# Hay Barn Ideas



## brandenburgcattle42 (Sep 6, 2012)

I am wanting to build a new hay barn. I want to store around 400 5x6 round bales on end because i sell commercial hay, and also want to store around 4000 small squares. I want a pole shed due to this barn will be built next to my house and am willing to pay a little more to make it look nice and match my other buildings and want the area for small squares to be dark to prevent bleaching. Any thoughts, do i need doors for the round bale side?. How big? Are overhangs and cupulos a good idea for better ventilation?. Thanks


----------



## gradyjohn (Jul 17, 2012)

It is not a good idea to build a hay barn close to any other structures. Make sure you have enough distance from your house in case it caught fire. Check with local fire marshal's once you determine the size for recommendations. I had a hay barn that some mysteriously burned down. The dummy used an accelerants and all he needed was a match. Most definitely a city boy. The tin roof was still hot after 30 days. Accumulation of hay and manure over the previous 35+/- years. I know who but never could prove because of an inept fire marshal. I didn't have insurance so ... have it and contents insured.

The size and doors depends on your equipment you use to put in the barn. Doors need to be placed for ease of entrance and utilized for cross ventilation in the summer. One door makes it hot as **** in August. Safety on high you can go with the round bales. 

I have a Hoelscher Accumulator on my JD 348. This is a copy of an email from Darrel Hoelscher concerning me building a barn:

*John:*

*Basically, the packages of bales are 6' wide. On the bottom layer, it works good to allow for a 6"-8" gap between packages. So, if you calculate 6'6" per package, your bays can be 13', 19.5', 26', 32.5', 39', etc. This gives you an idea of the size, but in reality, it's not that critical. You may want room to walk beside the stack, or other needs. I would suggest at least 16' height clearance (or higher if practical) depending on the lift height of your loader, or any loader you may buy in the future.*

*The reason for the 6"-8" gap on the bottom layer, is so that as you go up, you will tighten the gap a little on each layer. By the time you get to the top layer, the bales will be tight together. This makes a good solid stack.*

*Let me know if you need anything else.*

*Darrel*

Hope this helps.


----------



## brandenburgcattle42 (Sep 6, 2012)

Thanks it should be over 200 foot from the house and 100 foot from any of my other buildings. I thought about pulling luver style doors on the back or the north side.to let good air flow in the summer and shut them in the winter. And leave south doors open.


----------



## brandenburgcattle42 (Sep 6, 2012)

Oh and we also use the same grapple as you. We have skid steer and a large loader tractor.


----------



## gradyjohn (Jul 17, 2012)

The loader tractor would be your key. I might add ... look ahead. I build a shop and based it on what I had ... IH450 tractor. When I got a JD4440 w/cab I had to modify. We have a JD6310 for the squares. Barn has one 12x12 garage type door on the north. Tracks parrell the roof pitch. That way it is out of the way. Two 25' bays open on the south. We could use another one on the north. We could go higher with the squares if we had a loader that went higher. I have a JD4450 with a Koyker 645 but it is MFWD and is like a bull in a chinia closet in the hay barn.


----------



## brandenburgcattle42 (Sep 6, 2012)

Oh and we also use the same grapple as you. We have skid steer and a large loader tractor.


----------



## hay wilson in TX (Jan 28, 2009)

*Wishfull thinking.*

Build with at least 17 ft clearance That way you can put squares in the barn using a Self Propelled Bale Wagon and pull hay with a grab to load trucks, trailers, & wagons. Better yet would be using a squeeze, but that may be more that you want to invest. (A Squeeze is way out of my price range.) With a squeeze you can pick up a block of hay rather than a tier of hay.
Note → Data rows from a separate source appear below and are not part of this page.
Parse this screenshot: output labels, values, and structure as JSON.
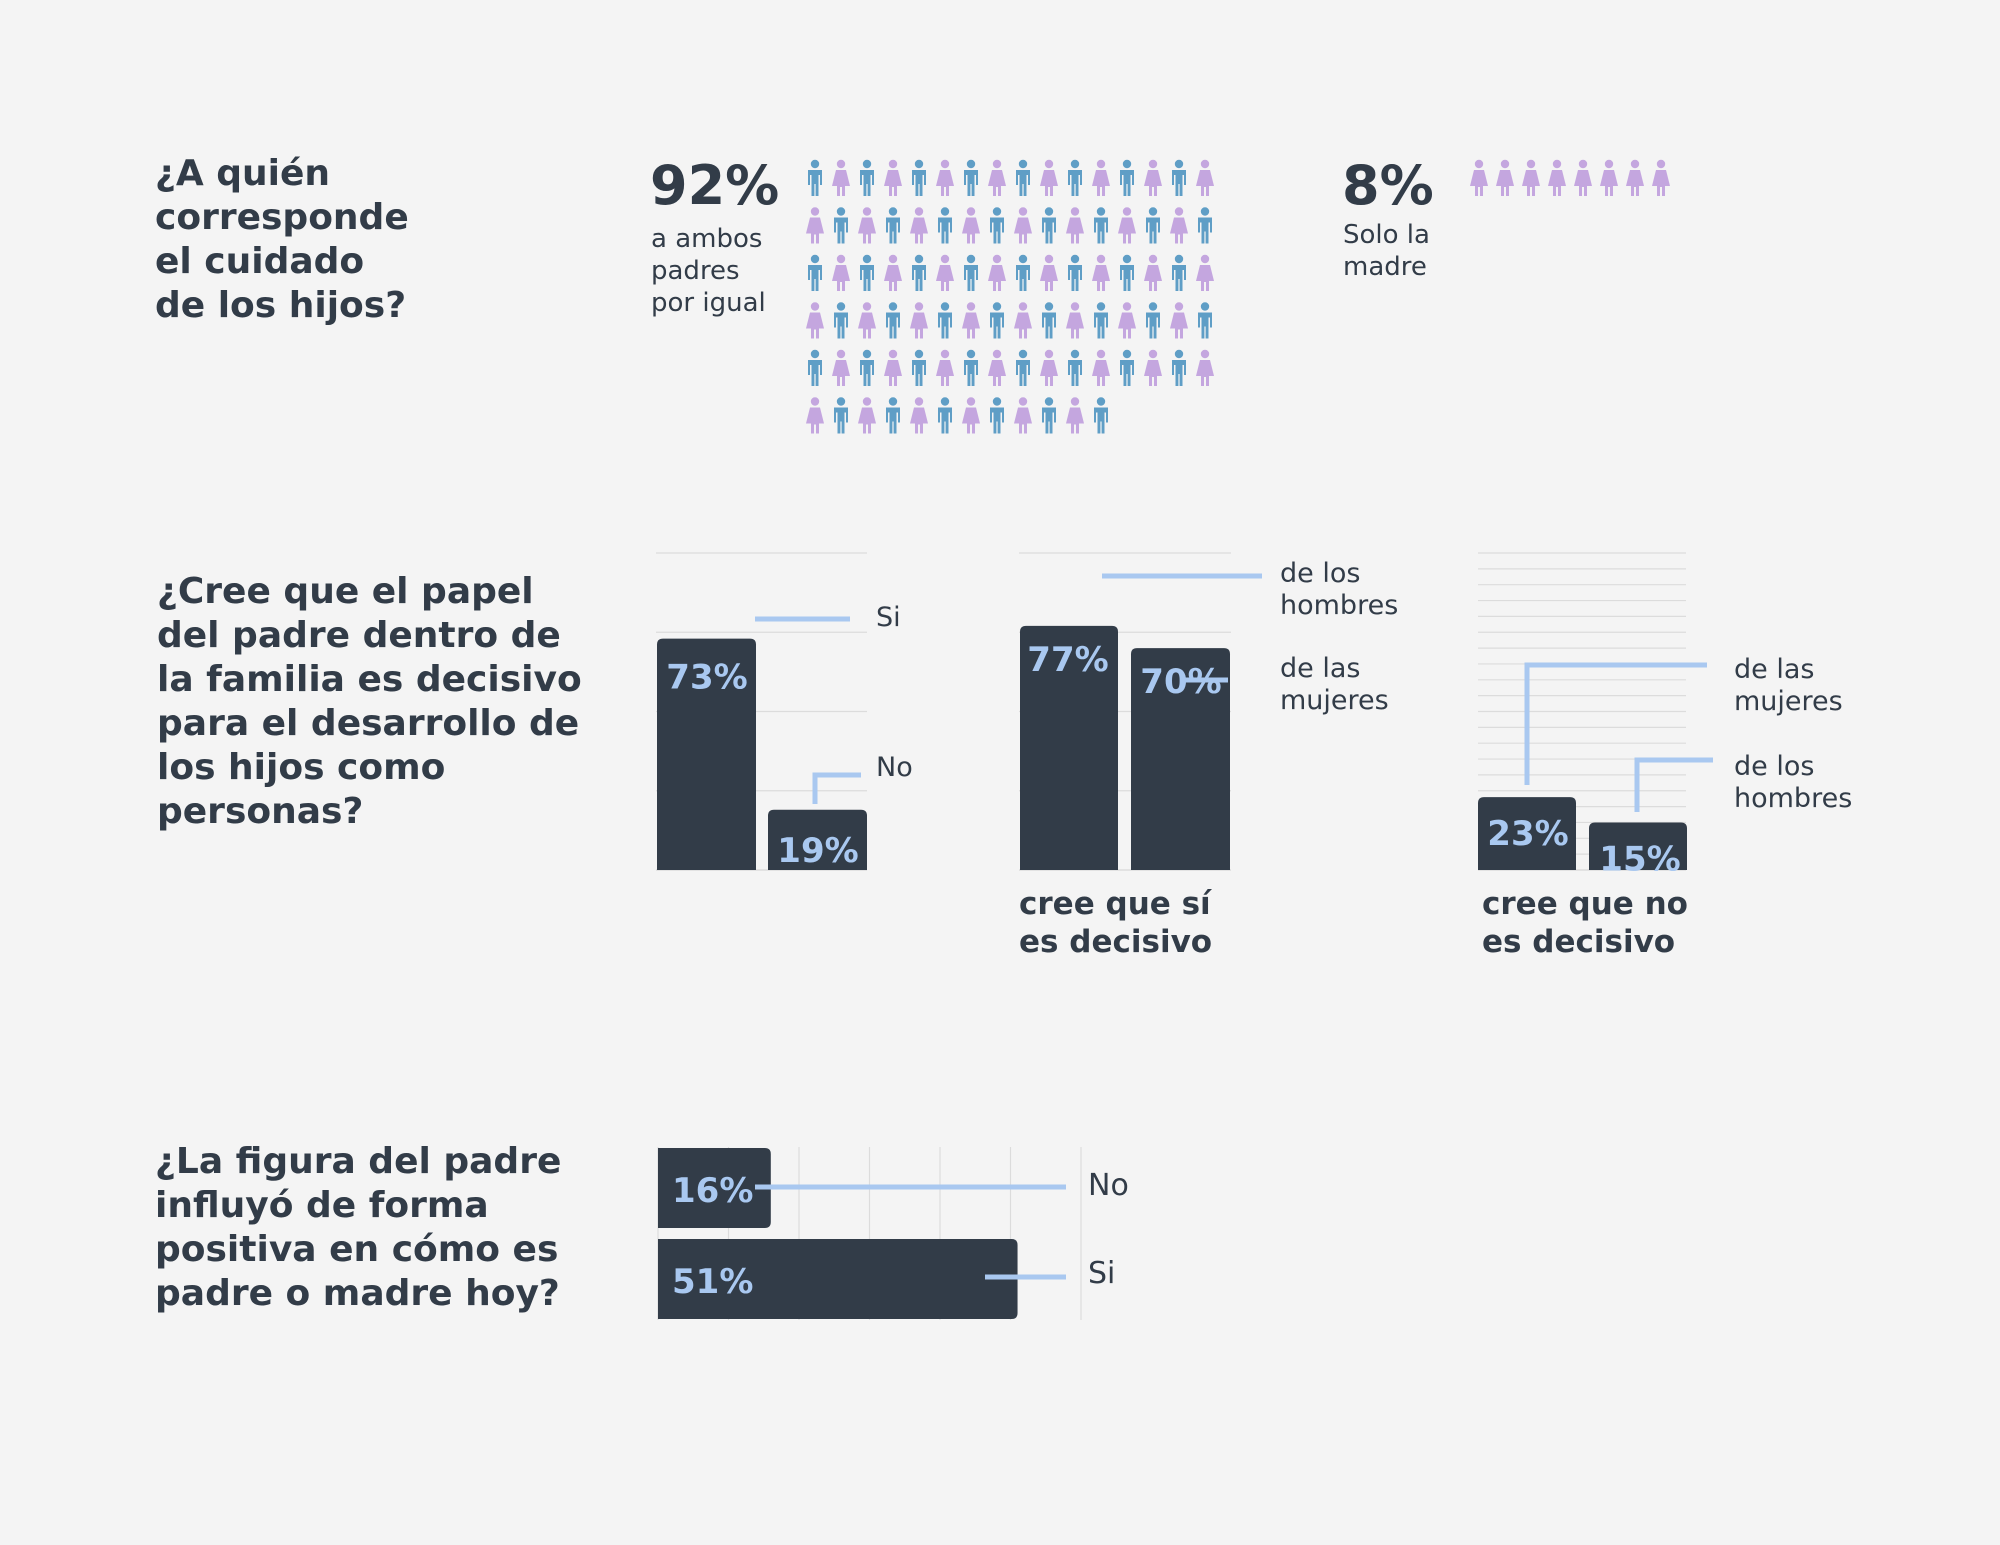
{
  "colors": {
    "background": "#f4f4f4",
    "dark": "#323c48",
    "accent": "#a9c8f0",
    "male_icon": "#5f9ec6",
    "female_icon": "#c4a6df",
    "grid": "#dcdcdc"
  },
  "icons": {
    "male": "man-icon",
    "female": "woman-icon"
  },
  "section1": {
    "question": "¿A quién\ncorresponde\nel cuidado\nde los hijos?",
    "both": {
      "value": "92%",
      "label": "a ambos\npadres\npor igual"
    },
    "mother": {
      "value": "8%",
      "label": "Solo la\nmadre"
    }
  },
  "section2": {
    "question": "¿Cree que el papel\ndel padre dentro de\nla familia es decisivo\npara el desarrollo de\nlos hijos como\npersonas?",
    "group_yes_label": "cree que sí\nes decisivo",
    "group_no_label": "cree que no\nes decisivo"
  },
  "section3": {
    "question": "¿La figura del padre\ninfluyó de forma\npositiva en cómo es\npadre o madre hoy?"
  },
  "chart_data": [
    {
      "type": "pictogram",
      "categories": [
        "a ambos padres por igual",
        "Solo la madre"
      ],
      "values": [
        92,
        8
      ],
      "unit": "%"
    },
    {
      "type": "bar",
      "categories": [
        "Si",
        "No"
      ],
      "values": [
        73,
        19
      ],
      "value_labels": [
        "73%",
        "19%"
      ],
      "ylim": [
        0,
        100
      ],
      "grid": true
    },
    {
      "type": "bar",
      "categories": [
        "de los hombres",
        "de las mujeres"
      ],
      "values": [
        77,
        70
      ],
      "value_labels": [
        "77%",
        "70%"
      ],
      "ylim": [
        0,
        100
      ],
      "grid": true
    },
    {
      "type": "bar",
      "categories": [
        "de las mujeres",
        "de los hombres"
      ],
      "values": [
        23,
        15
      ],
      "value_labels": [
        "23%",
        "15%"
      ],
      "ylim": [
        0,
        100
      ],
      "grid": true
    },
    {
      "type": "bar",
      "orientation": "horizontal",
      "categories": [
        "No",
        "Si"
      ],
      "values": [
        16,
        51
      ],
      "value_labels": [
        "16%",
        "51%"
      ],
      "xlim": [
        0,
        60
      ],
      "grid": true
    }
  ]
}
How big? Are overhangs and cupolas a good idea for better ventilation? 
At least 40 ft wide clear span. 
About 100 ft long, any where from 150 ft to 60 ft.
Overhangs designed to allow water to drain away from the building.
Use gable roof design and leave the ends open for the ventilation. 
A cupola looks nice but adds to the complexity of construction.
Side walls. I noticed that the old wooden sided barns eventually had cracks between the boards. The cracks allowed for air circulation and not enough rain or light to do much if any harm. So for siding use vertical steel panels with a half inch gap to start with. That will take care of the air circulation.

No end doors. If you need to keep people out maybe a gate but no doors.

If you are considering RB in the barn have them on one end and stack the squares on the other end.

Plan on putting a good lighting system in the barn. Sure makes stacking easier at night.


----------



## jdhayboy (Aug 20, 2010)

40 ft. X 125 ft. Lien to I just stack 3 high on round sides. 4x5s using 100 ft of length and going only 9 rows out to 36 ft instead of 40ft is around 500 rounds. If u stacked ur bales on edge using the the 120 ft going out to 36 ft with bales and stacked 3 high that Wud be 360 rounds of 5x6s. 







Just finished this one this last week to match other. Both barns face each other.

Our barns are 50 ft X 125 ft. And if filled all the way to door with squares stacked with NH stack wagon will hold around 9000. Thats just machine stacked 4 wide no higher.


----------



## NCSteveH (Jun 30, 2009)

one word of advice is to figure out exactly what you need and then double it. You are doing rounds now but the future may hold large squares for you even if you don't see it.


----------



## brandenburgcattle42 (Sep 6, 2012)

Ya I am still playing with ideas cause I wanna have room to expand even if I don't. Too much shed space is never a problem.


----------



## urednecku (Oct 18, 2010)

brandenburgcattle42 said:


> Ya I am still playing with ideas cause I wanna have room to expand even if I don't._ Too much shed space_ is never a problem.


Don't think there is such a thing. At least, not for long.


----------



## Bob M (Feb 11, 2012)

I put roll up curtains on our new hay shed 92' by 120' 21 foot high. the curtains allow for great ventilation and acessiblity. We do get bleaching on the outside bales. One gable end totally closed and one gable end doored, Both sides curtain. Curtain system was $12,500 installed.


----------